La propuesta establece que el Departamento de Educación definirá, al inicio del curso en que expiran los conciertos, los criterios específicos para resolver las peticiones de renovación, priorizando aquellos que aseguren la libertad de las familias para elegir la educación que desean para sus hijos e hijas.
Asimismo, UPN señaló en un comunicado que la propuesta legal contempla que los centros concertados podrán presentar al Departamento de Educación propuestas distintas a los criterios establecidos, en ámbitos como la inclusión educativa, las necesidades demográficas, la innovación pedagógica, la intervención social, entre otros. Destacaron que dichas propuestas deberán ser evaluadas de forma obligatoria por la Comisión de Conciertos competente antes de conceder el número de unidades concertadas.

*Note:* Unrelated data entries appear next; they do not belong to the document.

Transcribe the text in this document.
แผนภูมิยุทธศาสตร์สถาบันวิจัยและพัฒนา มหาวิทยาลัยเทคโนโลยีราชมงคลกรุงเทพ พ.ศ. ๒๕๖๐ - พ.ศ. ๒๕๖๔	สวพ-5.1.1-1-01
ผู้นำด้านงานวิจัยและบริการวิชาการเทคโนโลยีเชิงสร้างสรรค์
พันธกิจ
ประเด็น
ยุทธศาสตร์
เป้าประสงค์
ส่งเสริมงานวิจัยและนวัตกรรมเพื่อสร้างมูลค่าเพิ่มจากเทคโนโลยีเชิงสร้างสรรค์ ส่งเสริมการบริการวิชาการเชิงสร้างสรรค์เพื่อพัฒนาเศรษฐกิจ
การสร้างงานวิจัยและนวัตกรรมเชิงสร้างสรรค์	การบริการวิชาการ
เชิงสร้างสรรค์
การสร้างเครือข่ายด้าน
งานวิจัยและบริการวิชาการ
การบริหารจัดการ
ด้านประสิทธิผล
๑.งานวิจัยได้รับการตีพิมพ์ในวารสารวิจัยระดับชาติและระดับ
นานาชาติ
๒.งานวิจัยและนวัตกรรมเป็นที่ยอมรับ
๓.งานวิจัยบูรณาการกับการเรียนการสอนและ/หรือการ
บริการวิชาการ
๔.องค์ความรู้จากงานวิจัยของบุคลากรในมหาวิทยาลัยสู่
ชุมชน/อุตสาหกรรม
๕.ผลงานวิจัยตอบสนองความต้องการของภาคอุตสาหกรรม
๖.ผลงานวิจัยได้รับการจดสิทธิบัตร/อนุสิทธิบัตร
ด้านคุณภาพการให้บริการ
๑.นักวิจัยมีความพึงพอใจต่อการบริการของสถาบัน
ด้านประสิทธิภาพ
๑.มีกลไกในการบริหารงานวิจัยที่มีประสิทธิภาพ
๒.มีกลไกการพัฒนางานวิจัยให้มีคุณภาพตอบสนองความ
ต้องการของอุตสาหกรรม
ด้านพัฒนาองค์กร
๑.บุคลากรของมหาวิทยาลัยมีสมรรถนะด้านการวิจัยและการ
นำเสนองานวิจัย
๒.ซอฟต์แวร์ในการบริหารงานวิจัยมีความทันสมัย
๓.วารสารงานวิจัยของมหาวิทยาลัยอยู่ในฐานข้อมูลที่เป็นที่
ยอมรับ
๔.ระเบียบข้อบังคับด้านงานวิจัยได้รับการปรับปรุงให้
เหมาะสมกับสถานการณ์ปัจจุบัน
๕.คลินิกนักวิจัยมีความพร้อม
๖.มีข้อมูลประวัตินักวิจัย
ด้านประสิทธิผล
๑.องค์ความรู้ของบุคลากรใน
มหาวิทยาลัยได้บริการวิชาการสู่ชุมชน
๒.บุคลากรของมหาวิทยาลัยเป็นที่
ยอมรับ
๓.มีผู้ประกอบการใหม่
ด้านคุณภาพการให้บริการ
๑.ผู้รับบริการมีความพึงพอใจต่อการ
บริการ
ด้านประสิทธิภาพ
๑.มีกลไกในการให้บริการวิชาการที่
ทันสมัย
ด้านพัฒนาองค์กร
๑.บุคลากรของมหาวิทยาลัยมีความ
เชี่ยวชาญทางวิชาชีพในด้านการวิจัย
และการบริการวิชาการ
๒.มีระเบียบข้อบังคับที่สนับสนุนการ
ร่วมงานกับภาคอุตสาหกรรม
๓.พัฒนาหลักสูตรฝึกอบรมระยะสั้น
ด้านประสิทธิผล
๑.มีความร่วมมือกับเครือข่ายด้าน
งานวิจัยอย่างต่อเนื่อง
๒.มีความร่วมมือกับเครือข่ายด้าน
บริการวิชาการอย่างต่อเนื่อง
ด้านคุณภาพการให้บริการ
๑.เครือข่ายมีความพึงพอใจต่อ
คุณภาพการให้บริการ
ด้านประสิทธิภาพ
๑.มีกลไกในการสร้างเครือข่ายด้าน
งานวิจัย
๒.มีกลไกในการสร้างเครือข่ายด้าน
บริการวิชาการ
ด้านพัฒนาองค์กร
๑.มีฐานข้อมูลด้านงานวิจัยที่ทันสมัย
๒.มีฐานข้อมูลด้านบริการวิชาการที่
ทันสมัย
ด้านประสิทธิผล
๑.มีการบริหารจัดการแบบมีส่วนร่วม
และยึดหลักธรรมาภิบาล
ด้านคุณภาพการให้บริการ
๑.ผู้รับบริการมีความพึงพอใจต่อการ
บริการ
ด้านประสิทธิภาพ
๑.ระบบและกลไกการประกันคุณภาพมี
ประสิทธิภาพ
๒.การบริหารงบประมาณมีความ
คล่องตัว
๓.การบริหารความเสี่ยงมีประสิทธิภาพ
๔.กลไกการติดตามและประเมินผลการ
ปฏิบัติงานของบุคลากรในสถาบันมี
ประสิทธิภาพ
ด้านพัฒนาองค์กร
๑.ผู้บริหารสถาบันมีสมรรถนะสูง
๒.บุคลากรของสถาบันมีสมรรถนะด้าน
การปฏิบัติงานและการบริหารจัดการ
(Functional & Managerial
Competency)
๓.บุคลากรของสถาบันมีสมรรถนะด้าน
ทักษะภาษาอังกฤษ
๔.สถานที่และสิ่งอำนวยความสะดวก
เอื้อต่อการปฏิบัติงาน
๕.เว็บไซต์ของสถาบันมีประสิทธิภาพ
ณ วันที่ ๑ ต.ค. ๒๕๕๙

Además, la propuesta de UPN asegura que se aplicarán los mismos criterios de reducción de ratios y unidades en la enseñanza concertada que los que se aprueben para la escuela pública.
Con el propósito de garantizar la seguridad jurídica y la correcta implementación de lo establecido en esta ley, se propone una moratoria de un año para su aplicación en la renovación de los conciertos educativos y en la planificación del número de aulas en los centros públicos, manteniendo en el próximo curso las unidades existentes tanto en la enseñanza pública como concertada.
La presidenta de UPN, Cristina Ibarrola, afirmó que su partido «no permitirá que se comprometa la calidad del sistema educativo ni la libertad de selección de las familias». Añadió que «la aplicación de las mismas ratios para la enseñanza pública y concertada asegura la igualdad de trato para el alumnado y permite a las familias elegir libremente el modelo educativo para sus hijos».
Por otro lado, Ibarrola criticó al Gobierno de María Chivite, afirmando que este ha generado descontento en la comunidad educativa debido a su forma de gestionar. En este sentido, abogó por «aprovechar la situación para mejorar la atención educativa en un sistema que siempre ha sido un referente en calidad y equidad, donde tanto la red pública como la concertada han tenido un papel importante». La presidenta concluyó advirtiendo que «toma decisiones sin un análisis realista y sin ofrecer respuestas a los centros es un indicativo de cómo se ha manejado la educación desde que los socialistas están al mando».